Yesterday was the Spring Equinox when the length of the day was equal to the length of the night. So from now until the Autumn Equinox, 23 September, the days are longer than the nights. Hurrah!
Japanese quince |
Our weather forecast is for blue skies and temperatures in the middle to high teens all this week and in celebration the flowers round our house have gone into a bit of a pink fizz.
budding peach tree |
The Japanese quince is probably at its best right now and our little peach tree--12 peaches last autumn; is just about breaking into flower. Don't think we'll have to wait long for our cherry trees either but they're not quite as far along as the peach.

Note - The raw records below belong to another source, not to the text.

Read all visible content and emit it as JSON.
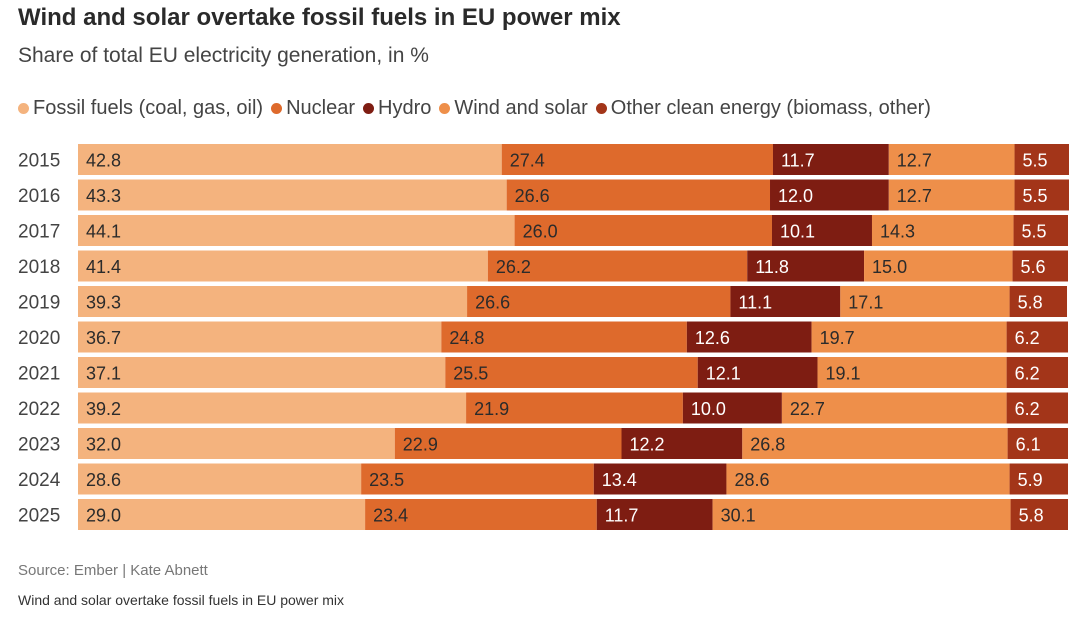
{
  "title": "Wind and solar overtake fossil fuels in EU power mix",
  "subtitle": "Share of total EU electricity generation, in %",
  "source": "Source: Ember | Kate Abnett",
  "footer": "Wind and solar overtake fossil fuels in EU power mix",
  "colors": {
    "fossil": "#F4B37E",
    "nuclear": "#DE6A2C",
    "hydro": "#7E1D12",
    "wind_solar": "#EE8F4A",
    "other": "#A33519",
    "label_dark": "#2b2b2b",
    "label_light": "#ffffff",
    "row_label": "#444444"
  },
  "chart_data": {
    "type": "bar",
    "orientation": "horizontal",
    "stacked": true,
    "xlim": [
      0,
      100
    ],
    "legend_position": "top",
    "categories": [
      "2015",
      "2016",
      "2017",
      "2018",
      "2019",
      "2020",
      "2021",
      "2022",
      "2023",
      "2024",
      "2025"
    ],
    "series": [
      {
        "name": "Fossil fuels (coal, gas, oil)",
        "key": "fossil",
        "values": [
          42.8,
          43.3,
          44.1,
          41.4,
          39.3,
          36.7,
          37.1,
          39.2,
          32.0,
          28.6,
          29.0
        ]
      },
      {
        "name": "Nuclear",
        "key": "nuclear",
        "values": [
          27.4,
          26.6,
          26.0,
          26.2,
          26.6,
          24.8,
          25.5,
          21.9,
          22.9,
          23.5,
          23.4
        ]
      },
      {
        "name": "Hydro",
        "key": "hydro",
        "values": [
          11.7,
          12.0,
          10.1,
          11.8,
          11.1,
          12.6,
          12.1,
          10.0,
          12.2,
          13.4,
          11.7
        ]
      },
      {
        "name": "Wind and solar",
        "key": "wind_solar",
        "values": [
          12.7,
          12.7,
          14.3,
          15.0,
          17.1,
          19.7,
          19.1,
          22.7,
          26.8,
          28.6,
          30.1
        ]
      },
      {
        "name": "Other clean energy (biomass, other)",
        "key": "other",
        "values": [
          5.5,
          5.5,
          5.5,
          5.6,
          5.8,
          6.2,
          6.2,
          6.2,
          6.1,
          5.9,
          5.8
        ]
      }
    ]
  }
}
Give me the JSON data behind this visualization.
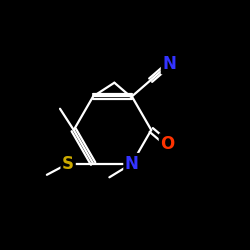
{
  "background_color": "#000000",
  "bond_color": "#ffffff",
  "atom_colors": {
    "N": "#3333ff",
    "O": "#ff3300",
    "S": "#ccaa00",
    "C": "#ffffff"
  },
  "figsize": [
    2.5,
    2.5
  ],
  "dpi": 100,
  "lw": 1.6,
  "fs": 12
}
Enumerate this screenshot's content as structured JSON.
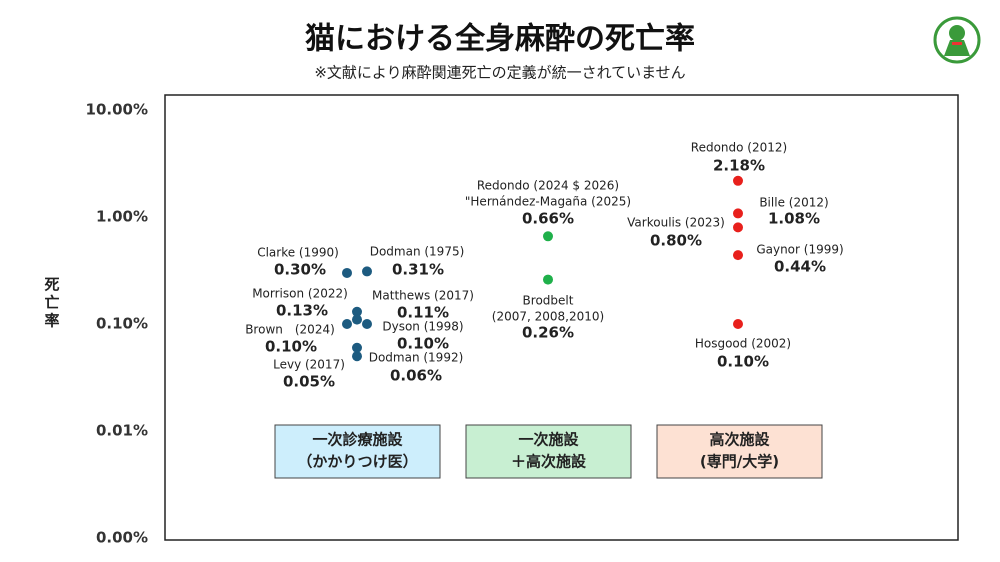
{
  "chart_data": {
    "type": "scatter",
    "title": "猫における全身麻酔の死亡率",
    "subtitle": "※文献により麻酔関連死亡の定義が統一されていません",
    "y_label": "死亡率",
    "log_scale": true,
    "grid": false,
    "ylim": [
      0.001,
      10
    ],
    "yticks": [
      {
        "value": 0.001,
        "label": "0.00%"
      },
      {
        "value": 0.01,
        "label": "0.01%"
      },
      {
        "value": 0.1,
        "label": "0.10%"
      },
      {
        "value": 1,
        "label": "1.00%"
      },
      {
        "value": 10,
        "label": "10.00%"
      }
    ],
    "series": [
      {
        "name": [
          "一次診療施設",
          "（かかりつけ医）"
        ],
        "color": "#1d5b80",
        "box_color": "#cdeefc",
        "names": [
          [
            "Clarke (1990)"
          ],
          [
            "Dodman (1975)"
          ],
          [
            "Morrison (2022)"
          ],
          [
            "Matthews (2017)"
          ],
          [
            "Brown　(2024)"
          ],
          [
            "Dyson (1998)"
          ],
          [
            "Levy (2017)"
          ],
          [
            "Dodman (1992)"
          ]
        ],
        "values": [
          0.3,
          0.31,
          0.13,
          0.11,
          0.1,
          0.1,
          0.05,
          0.06
        ],
        "value_labels": [
          "0.30%",
          "0.31%",
          "0.13%",
          "0.11%",
          "0.10%",
          "0.10%",
          "0.05%",
          "0.06%"
        ]
      },
      {
        "name": [
          "一次施設",
          "＋高次施設"
        ],
        "color": "#1fb04a",
        "box_color": "#c8efd2",
        "names": [
          [
            "Redondo (2024 $ 2026)",
            "\"Hernández-Magaña (2025)"
          ],
          [
            "Brodbelt",
            "(2007, 2008,2010)"
          ]
        ],
        "values": [
          0.66,
          0.26
        ],
        "value_labels": [
          "0.66%",
          "0.26%"
        ]
      },
      {
        "name": [
          "高次施設",
          "(専門/大学)"
        ],
        "color": "#e8201c",
        "box_color": "#fde1d3",
        "names": [
          [
            "Redondo (2012)"
          ],
          [
            "Bille (2012)"
          ],
          [
            "Varkoulis (2023)"
          ],
          [
            "Gaynor (1999)"
          ],
          [
            "Hosgood (2002)"
          ]
        ],
        "values": [
          2.18,
          1.08,
          0.8,
          0.44,
          0.1
        ],
        "value_labels": [
          "2.18%",
          "1.08%",
          "0.80%",
          "0.44%",
          "0.10%"
        ]
      }
    ]
  }
}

The larches are still going strong but the wild cherry plum has finished so the bees have decamped to somewhere else for now. They'll be back soon when our lime tree flowers; it has just opened its first leaves.
1st lime leaves |
We also have a bit of an anomaly. We have loads and loads of 'normal' cowslips with their clusters of acid yellow flowers and the odd wild primula whose flowers are the same colou,r but just underneath our oldest walnut tree we have a single clump of renegade cowslip with a variant colourway. It's a lovely reddish colour. So although it's not pink we've included it anyway :-)
variant colour cowslip |
3 comments:
When I first read the title I was expecting something about sparkling wines or champagne!
The flowers are lovely though, I just hope ours are still flowering when we arrive.
I wonder if the cowslip has crossed naturally with one of the multi-flowered primulas... and your fabulous RED cowslip is the result.
Oxlips and cowslips readily cross and I think that the multi-flowered primulas are derived from the oxlip.
You will have to propagate it and should call it something like D***ies Bull's Blood... or Charnizay Crimson. We'll buy a plant if the price is right.
@Gaynor: I know but as we're having a froth of pink flowers right now I couldn't resist. Will blog about pink bubbly sometime--promise :-)
@Tim: it is lovely isn't it. If we can propagate it you're welcome to an offspring. Great name: Charnizay Crimson.